Frances and Gloria are badgers. Gloria wants to play ball with Frances but Frances says she's too little and Frances heads over to play ball with her friend Albert, instead. Gloria cries. Unfortunately for Frances, Albert has plans to spend the day catching snakes, eating a lot, and wandering around vaguely and so he rejects Frances's overtures for inclusion. A mildly disgruntled Frances heads home to spend time with Gloria instead, and in a surprise plot twist, it is not as bad as she had originally supposed to play ball with her sister.
Day #2 and Frances again heads over to visit her friend Albert. Damningly, his reason for excluding her today is that he is playing ball with Harold who says of France's ball skillz, "She's not much good" and that "besides, this is a no girls baseball game." Albert does not contradict Harold's unfriendly and sexist position and Frances is supremely pissed off.
Frances de-friends Albert and heads home to Gloria.
"How did you play so fast that you are home so soon?" wonders Gloria.
"It was a fast game." said Frances.
Frances and Gloria seize the offensive and arrange that they will go out for a fabulous picnic-gala. With no boys. Their mother helps them load their wagon with a spectacular spread of food that takes nearly two pages to describe and they pack prizes for games and they make a large sign that says "Best Friend Picnic. No Boys." Then they head out, their route incidentally taking them past Albert's house.
Albert (who has a food-tooth the way some of us have a sweet-tooth) comes galloping over desperate to attend the "Eating." Frances corrects him with appropriate coldness: "Outing." Albert wants to come along and play games and help them eat. Frances points out that this is a No Boys outing and it is only for best friends.
"What good is an outing without boys?" said Albert.
"It is just as good as a ball game without girls," said Frances, "and maybe a whole lot better."
Gloria kindly advocates for Albert. Frances thinks it over. "Maybe you'll be best friends when it is goodies-in-the-hamper time, but how about when it is no-girls-baseball time?"
Straight is down a hill populated by those big humps in the road that don't bother a bicyclist very much (the Contraption Captain has caught air on a few occasions cause that's how he rolls) but which slow down a car quite a bit. It's a very quiet residential road and (surprise) the residents have installed massive slower-downers-of-cars because they like their children and pets in non-flat format.
Cars do a funny dance on this hill: they step on the gas until they come to one of the speed hummocks and then they step on the brakes. Then they step on the gas and at exactly the moment that they are about to finally get around that fucking bicyclist they have to stomp on the brakes. The drivers fume, their passengers get whiplash, and the bicyclist coasts happily down, enjoying the gentle ocean-y swells in the road.

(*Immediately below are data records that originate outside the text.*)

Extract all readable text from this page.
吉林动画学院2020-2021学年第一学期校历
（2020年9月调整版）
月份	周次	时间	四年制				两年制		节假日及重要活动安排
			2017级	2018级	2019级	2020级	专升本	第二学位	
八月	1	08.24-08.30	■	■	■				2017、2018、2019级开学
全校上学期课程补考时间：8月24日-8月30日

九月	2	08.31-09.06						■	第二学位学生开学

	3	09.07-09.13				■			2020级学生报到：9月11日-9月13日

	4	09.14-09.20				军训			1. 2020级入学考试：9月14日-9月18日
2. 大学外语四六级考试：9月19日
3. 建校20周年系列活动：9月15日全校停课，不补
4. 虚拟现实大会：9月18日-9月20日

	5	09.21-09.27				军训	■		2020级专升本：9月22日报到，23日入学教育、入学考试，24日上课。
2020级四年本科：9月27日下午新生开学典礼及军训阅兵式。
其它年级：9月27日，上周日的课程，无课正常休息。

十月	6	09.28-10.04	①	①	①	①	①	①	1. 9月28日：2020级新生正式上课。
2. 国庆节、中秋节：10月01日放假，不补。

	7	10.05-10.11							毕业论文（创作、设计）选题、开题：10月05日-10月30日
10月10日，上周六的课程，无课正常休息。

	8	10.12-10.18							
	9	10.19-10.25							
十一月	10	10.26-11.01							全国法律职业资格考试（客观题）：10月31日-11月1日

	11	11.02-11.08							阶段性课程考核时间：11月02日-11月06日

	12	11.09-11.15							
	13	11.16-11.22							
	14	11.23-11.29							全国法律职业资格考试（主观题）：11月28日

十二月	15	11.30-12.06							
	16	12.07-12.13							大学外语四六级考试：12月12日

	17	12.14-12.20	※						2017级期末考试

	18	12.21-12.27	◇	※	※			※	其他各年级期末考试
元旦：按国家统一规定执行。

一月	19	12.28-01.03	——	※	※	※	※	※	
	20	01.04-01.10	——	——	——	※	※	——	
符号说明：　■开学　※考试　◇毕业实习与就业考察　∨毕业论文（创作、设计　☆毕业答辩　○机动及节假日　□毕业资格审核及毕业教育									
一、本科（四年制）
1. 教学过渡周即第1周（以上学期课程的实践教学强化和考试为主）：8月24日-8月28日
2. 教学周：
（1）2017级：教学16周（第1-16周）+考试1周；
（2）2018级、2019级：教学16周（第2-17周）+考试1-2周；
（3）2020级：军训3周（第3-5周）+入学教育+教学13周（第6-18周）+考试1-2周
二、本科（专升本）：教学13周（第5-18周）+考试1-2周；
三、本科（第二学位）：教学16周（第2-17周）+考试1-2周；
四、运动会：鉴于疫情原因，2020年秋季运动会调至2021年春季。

The three of us bicyclists head down this hill. A boxy orange Honda Element moves into oncoming traffic and steps on the gas to get around us. I have time to see the bumper stickers.
MAKE ROOM FOR BICYCLISTS
MOUNTAIN + BIKE = LOVE
I HEART BICYCLES
Mr. I-fucking-love-bicyclists comes to the first speed hill and stomps on the brakes, skittering in behind my implacable eight year old daughter.
Mr. You-better-fucking-make-room-for-bicyclists-if-I-am-on-one-otherwise-not-so-much gets over the hilly bit and steps on the gas again, careening around the three of us in a plume of blue-grey exhaust. This continues for about 2.7 seconds and then of course he arrives at the next speed bump, the bump we easily bump over but he has to step on the brakes or risk losing the undercarriage of his automobile and we are in front again.
Lather. Rinse. Repeat with the extra je-ne-sais-quois that because Mr I-have-covered-my-car-in-bicycle-love-stickers-because-I like-to fake-out-those-asshole-roadies is threatening not just myself and my husband but my darling eight year old Rapunzel? I want to tear the hood off his car and throw it through his living room window. I demonstrate restraint though and am content to watch the show of this car behaving like an idiot.
Back to the wisdom of Frances.
"Can't I be a best friend?" asked Albert.
"I don't think it's the kind of thing you can do," said Frances, "and it would ruin my whole day to have to explain it to you."
I'll try though. Being best friends means that it is make-room-for-bicyclists time when you are on a bicycle and when you are in your car. Being best friends means that even when you are not the bicyclist on the road you still have to slow down and not pass little kid bicyclists in a haze of putrid exhaust. You don't have to be on your bicycle all of the time to be best friends, but you can't ever be a worthless muppet when you are driving your car, not even once.
So what is it. Are we best friends only when it's goodies-in-the-wagon? Or are we best friends all the time. In the case of one moronic orange Honda Element I have my answer.